Castellinaldo d’Alba erwartet mit der größten Dichte an Weingütern im DOC-Gebiet des Roere-Weins.
Das rund 12 Kilometer von Alba entfernte Castellinaldo d’Alba gehört zum Gebiet Roero an der Kante zu Langhe. Benannt ist das Gebiet nach der Adelsfamilie Roero, die hier einst lebte. Es liegt auf einer Bergspitze. Ganz oben thront das Castello Damiano. Darunter schmiegt sich das kleine Dorf mit seinen wenigen schmalen Straßen in die Hänge. Umgeben ist der Ort von den schönsten Weinbergen.
Castellinaldo d’Alba hat tatsächlich die größte Dichte an Weingütern im DOC-Gebiet des Roere-Weins. Allein in der Gasse des Castello Damiano könnte ich von Weinprobe zu Weinprobe gehen und bei der Anzahl an Möglichkeiten vermutlich schnell nur noch wanken. Zu entdecken und verkosten gilt es vor allem den Rotwein aus der Nebbiolo-Traube und den weißen Arneis.

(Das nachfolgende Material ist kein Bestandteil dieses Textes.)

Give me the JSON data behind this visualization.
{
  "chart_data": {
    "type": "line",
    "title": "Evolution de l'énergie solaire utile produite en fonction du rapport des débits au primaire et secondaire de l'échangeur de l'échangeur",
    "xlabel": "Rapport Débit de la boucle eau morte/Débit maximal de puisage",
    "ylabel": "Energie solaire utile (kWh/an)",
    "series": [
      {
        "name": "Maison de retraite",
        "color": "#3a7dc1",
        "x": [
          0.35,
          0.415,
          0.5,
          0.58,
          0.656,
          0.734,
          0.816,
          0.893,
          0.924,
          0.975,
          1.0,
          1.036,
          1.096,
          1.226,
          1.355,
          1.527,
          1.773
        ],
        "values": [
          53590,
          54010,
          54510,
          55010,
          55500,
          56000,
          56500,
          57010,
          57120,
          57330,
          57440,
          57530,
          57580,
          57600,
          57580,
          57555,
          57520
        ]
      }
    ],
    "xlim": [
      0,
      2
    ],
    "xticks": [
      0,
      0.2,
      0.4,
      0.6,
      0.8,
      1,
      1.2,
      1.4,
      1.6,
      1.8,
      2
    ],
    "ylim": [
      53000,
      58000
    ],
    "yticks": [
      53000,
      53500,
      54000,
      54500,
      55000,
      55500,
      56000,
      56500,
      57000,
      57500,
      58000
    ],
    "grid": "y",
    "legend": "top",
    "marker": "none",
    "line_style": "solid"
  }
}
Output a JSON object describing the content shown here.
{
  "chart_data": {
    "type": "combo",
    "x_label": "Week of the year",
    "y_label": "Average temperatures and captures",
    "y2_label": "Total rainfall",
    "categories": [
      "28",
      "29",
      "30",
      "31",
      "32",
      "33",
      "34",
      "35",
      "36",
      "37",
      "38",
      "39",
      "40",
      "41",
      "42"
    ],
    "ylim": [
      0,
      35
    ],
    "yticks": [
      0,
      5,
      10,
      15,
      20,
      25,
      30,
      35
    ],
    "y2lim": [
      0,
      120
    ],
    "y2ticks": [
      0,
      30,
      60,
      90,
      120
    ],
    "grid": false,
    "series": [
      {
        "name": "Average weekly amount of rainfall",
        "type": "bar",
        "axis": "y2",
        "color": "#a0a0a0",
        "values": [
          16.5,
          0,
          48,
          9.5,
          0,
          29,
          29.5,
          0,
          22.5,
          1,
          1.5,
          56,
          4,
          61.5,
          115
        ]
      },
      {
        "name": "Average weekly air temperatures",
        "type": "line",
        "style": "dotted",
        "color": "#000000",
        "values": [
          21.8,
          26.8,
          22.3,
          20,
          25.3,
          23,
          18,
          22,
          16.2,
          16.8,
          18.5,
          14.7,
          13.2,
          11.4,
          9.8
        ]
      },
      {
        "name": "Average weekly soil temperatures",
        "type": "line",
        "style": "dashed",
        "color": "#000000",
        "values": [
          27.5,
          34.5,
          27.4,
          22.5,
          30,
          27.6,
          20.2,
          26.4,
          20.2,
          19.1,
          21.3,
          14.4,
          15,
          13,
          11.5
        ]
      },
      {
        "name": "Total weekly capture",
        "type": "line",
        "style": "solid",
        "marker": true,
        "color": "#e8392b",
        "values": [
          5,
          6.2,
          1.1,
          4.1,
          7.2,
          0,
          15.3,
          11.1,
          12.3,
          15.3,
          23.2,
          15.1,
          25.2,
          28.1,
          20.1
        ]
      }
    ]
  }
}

Ich bin am Morgen jedenfalls restlos verzaubert, wie ich mit meiner dampfenden Kaffeetasse auf der Terrasse stehe. Warum reisen alle in die Toskana statt ins verträumte Piemont?
Ein Castello mit einer Geschichte von 1042 und das Land stielt mir das Herz
Die großen Fenster ermöglichen mir dieses Panorama bereits vom Bett aus. Gerade erblüht die Sonne zart hinter den Hügeln. Meine kulinarische Auszeit brachte mich ins Herz dieser Traumlandschaft. Ich residiere (man kann das wirklich nicht wohnen nennen) wie eine Principessa in einem mittelalterlichen Castello. Die Geschichte des Castello Damiano fängt schon 1041 an und kaum überraschend, es wurde adelig.
Das Castello mit der angrenzenden Kirche wechselte vielfach den Besitzer, die Familie Damiano aber wohnte hier über den längsten Zeitraum. Die Adelsfamilie herrscht einst nicht nur über die Stadt, sondern auch über große Teile der Region. Während das dazugehörige einst prachtvolle Schloss der Familie Damiano dem Verfall preisgegeben ist, sind im Castello heute Ferienapartments und das Casa di Vino.
Wo Italien einfach das Herz stiehlt
In dieser Hügellandschaft, in diesem Ausblick kann ich mich nur verlieren. Ich sitze einfach da, hoch oben in meinem Castello, den Vino in der Hand oder morgens den Kaffee und gucke. Und bin glücklich. Jedes Blatt, jeden Stein eines Hauses, jede kleine Erhebung dieser majestätischen Hügel, die Strahlen der Sonne, alles das schließe ich tief in mir ein. Ich atme durch und fülle meine Seele. Genauso ist Italien in den Herzen und Träumen Millionen Menschen und auch in mir.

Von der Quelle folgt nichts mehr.